入院日記が更新されました。昨年5月の続きで、注射のお話です。
2本の点滴の針が左の腕に刺さった。
点滴台には、抗がん剤の入った生理食塩水や、他の薬を正確に体内に投与するために、輸液ポンプが3つもついている。2つは四角形をしているが、あとの1つは注射器が機械の中に入っていて、ゆっくり注射液を入れているのだろう。見た目には分からないが着実に動いている。どんな薬が入っているのか見当もつかないが、点滴台はいろいろな袋や機械が、所狭しと並んでいて賑やかだ。
私には説明は無かったが、家内と娘にはかなり厳しい状況であるとの説明があったらしい。
ATRA(ベサノイド)と言う特効薬が大変有効であるとの事で、カプセルに入った薬を服用したが、その時私の体の中では白血球が爆発的に増えていた。そのために副作用として肺に水が溜まり、かなり熱が出たのですぐに中止された。
家内は毎日見舞いに来てくれたが、歌舞伎座の海老蔵襲名披露公演の最中で、劇場と病院の両方の行き来でかなり疲れたようだ。夜は娘が泊まってくれた。ボンボンベッドに薄い布団を被るだけで1ヶ月以上付き合ってくれた。私の具合が悪いと、夜中も起きてくれ、面倒をみてくれた。後から聞いたら、かなりしんどかったと言われ、外見も痩せてきた。
「ダイエットに良かったじゃないか」と言うと、
「冗談じゃないわよ」と、怒られた。
娘は入院してからの治療経過をノートに克明に記していてくれた。久しぶりに見るとこんな記載があった。
『夢を見た話。
パパは久しぶりに、パパのお父さんとお母さんの夢をみたらしい。
何も話しはしないらしいけど、夢の中でただパパのそばにいて、パパのことを見てるんだって。

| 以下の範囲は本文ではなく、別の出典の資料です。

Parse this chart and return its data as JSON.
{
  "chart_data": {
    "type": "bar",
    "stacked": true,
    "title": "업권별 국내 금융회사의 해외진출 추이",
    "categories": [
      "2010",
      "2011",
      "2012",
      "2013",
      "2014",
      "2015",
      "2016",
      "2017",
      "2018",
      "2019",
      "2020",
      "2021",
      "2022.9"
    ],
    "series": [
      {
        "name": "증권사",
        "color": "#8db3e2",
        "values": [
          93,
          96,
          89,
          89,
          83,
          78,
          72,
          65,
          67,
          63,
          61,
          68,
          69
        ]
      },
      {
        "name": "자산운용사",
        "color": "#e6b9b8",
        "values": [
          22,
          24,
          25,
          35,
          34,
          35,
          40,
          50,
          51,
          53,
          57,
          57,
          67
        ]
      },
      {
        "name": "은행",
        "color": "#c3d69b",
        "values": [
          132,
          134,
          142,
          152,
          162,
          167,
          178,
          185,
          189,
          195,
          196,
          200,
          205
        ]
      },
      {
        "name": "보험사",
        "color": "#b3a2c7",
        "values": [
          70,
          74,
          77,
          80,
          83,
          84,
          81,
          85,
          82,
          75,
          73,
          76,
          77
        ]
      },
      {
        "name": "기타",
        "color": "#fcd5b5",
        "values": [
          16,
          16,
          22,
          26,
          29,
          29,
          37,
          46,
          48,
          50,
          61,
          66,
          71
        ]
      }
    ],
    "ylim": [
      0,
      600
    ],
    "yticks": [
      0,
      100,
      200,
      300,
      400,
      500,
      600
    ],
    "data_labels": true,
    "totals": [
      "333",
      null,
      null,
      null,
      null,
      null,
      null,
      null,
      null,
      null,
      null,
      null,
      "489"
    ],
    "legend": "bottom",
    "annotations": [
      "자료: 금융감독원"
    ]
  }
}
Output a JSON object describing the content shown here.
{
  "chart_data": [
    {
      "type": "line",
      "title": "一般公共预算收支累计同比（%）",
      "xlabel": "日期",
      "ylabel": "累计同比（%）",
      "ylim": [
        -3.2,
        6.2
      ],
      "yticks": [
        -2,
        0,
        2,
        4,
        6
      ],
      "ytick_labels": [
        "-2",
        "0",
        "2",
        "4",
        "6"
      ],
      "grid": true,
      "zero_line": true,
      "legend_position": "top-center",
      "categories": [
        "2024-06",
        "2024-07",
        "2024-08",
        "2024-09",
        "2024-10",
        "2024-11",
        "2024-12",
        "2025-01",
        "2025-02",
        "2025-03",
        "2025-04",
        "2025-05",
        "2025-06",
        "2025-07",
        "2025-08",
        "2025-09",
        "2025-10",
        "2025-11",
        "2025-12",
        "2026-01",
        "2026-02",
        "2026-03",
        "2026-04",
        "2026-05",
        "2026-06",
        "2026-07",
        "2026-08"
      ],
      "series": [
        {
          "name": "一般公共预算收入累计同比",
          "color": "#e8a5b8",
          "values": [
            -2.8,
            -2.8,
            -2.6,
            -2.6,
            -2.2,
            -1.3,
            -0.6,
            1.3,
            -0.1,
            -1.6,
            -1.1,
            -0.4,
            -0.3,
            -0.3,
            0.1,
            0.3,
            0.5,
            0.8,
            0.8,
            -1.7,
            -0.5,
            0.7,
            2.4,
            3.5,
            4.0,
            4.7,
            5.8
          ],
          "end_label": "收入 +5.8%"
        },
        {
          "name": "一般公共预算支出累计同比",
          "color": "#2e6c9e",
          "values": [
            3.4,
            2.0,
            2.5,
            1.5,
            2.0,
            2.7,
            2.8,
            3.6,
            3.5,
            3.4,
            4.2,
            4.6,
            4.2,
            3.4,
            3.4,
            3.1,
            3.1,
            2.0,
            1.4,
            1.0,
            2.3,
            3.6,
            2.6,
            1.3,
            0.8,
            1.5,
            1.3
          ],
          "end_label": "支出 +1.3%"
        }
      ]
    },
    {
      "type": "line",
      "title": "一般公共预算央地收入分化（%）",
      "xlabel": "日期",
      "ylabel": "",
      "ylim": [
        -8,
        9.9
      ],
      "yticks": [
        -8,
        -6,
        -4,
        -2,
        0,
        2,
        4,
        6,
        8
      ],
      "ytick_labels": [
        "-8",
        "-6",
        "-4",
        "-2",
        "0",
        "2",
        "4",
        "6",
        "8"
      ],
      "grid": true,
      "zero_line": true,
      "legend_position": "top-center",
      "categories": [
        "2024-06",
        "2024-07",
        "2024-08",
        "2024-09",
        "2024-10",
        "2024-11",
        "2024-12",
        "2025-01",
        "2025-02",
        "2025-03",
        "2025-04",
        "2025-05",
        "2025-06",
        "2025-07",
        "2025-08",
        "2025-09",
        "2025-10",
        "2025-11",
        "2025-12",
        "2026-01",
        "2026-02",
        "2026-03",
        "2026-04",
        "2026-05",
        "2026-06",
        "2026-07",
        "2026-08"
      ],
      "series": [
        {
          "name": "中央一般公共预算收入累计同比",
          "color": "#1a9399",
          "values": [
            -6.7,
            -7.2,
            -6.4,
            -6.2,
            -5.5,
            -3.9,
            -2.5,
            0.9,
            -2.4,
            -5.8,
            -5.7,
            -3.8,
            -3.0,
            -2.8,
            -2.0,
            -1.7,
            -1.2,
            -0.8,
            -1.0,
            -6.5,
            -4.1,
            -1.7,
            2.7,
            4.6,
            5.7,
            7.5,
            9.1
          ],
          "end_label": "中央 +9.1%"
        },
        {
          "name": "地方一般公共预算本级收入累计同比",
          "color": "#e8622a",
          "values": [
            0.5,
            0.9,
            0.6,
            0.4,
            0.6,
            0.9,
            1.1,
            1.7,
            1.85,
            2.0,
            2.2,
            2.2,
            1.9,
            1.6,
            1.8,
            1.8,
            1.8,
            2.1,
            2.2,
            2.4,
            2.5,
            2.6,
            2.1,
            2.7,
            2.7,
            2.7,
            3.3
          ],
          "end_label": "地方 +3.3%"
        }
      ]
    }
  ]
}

「話しかけても、何も答えてくれないから、むこうに呼ばれたのかなぁ」とか言っていた。だから、
「まだこっちにくるな!って、言ってるんだよ。」
と、言い返しておいた。』
自分ではすっかり忘れていたが、こんな夢を見る状態だったのだろう。酸素マスクを着けたり顔色が悪かったり痣があったりと、家族や周りの人たちには随分心配をかけたようだ。
夜、体温が38度以上になると医師を呼んで動脈採血をするので、娘が居てくれると本当に助かる。普通の採血は静脈から採るが、細菌の繁殖を調べるのには動脈から採血する。動脈から採血するか静脈からするかは、病院によって違うようだが、どちらにしてもこの採血は、看護士には出来ず、医師が行わなければならない。
採血する場所はいつもの採血とは変わりないが、消毒をより丹念にして少し深いところまで針が入るようだ。熱が上がるのは夜か夜中が多い。そこで、宿直当番の医師が採血を行うが、正直にいって上手い医師と下手な医師との差がはっきりしていて、上手い医師はいとも簡単に採血していく。
ところが、下手といっては失礼だが、不慣れであろう医師は、何とか血を採ろうと必死の形相で体に刺さった針を動かす。
静脈では針を横にして刺していくが、動脈では縦に刺す。地下水脈か温泉を掘り当てるようなものだ。もちろん、温泉を掘り当てるより遥かに簡単だという。
吸血鬼ドラキュラに血を採られれば、甘美な官能の世界に入って行くかも知れないが、不慣れな医師が必死の形相でいつまでも針を動かしていると、普段温厚な性格を自負している私もさすがに腹が立ってきて「何時までしているんだ」と怒鳴りたくなる。そこを言わないのが、私の奥床しくもあり歯がゆいところでもある。
自己分析はさておいて、採血のベテランによると、静脈は人によっては1センチ位平気で横に動くそうだ。
であるから、採血を受ける患者が、少しでも注射器を持って構える人に不安を感じると、血管は刺されてなるものかと逃げ廻る。
それをウロウロ追っ掛け廻しているようでは駄目で「御用だ!」と、血管の首根っこを捕まえて動かぬようにして一気に刺す。血管に首根っこがあるかないかはともかく、これが採血の極意であるらしい。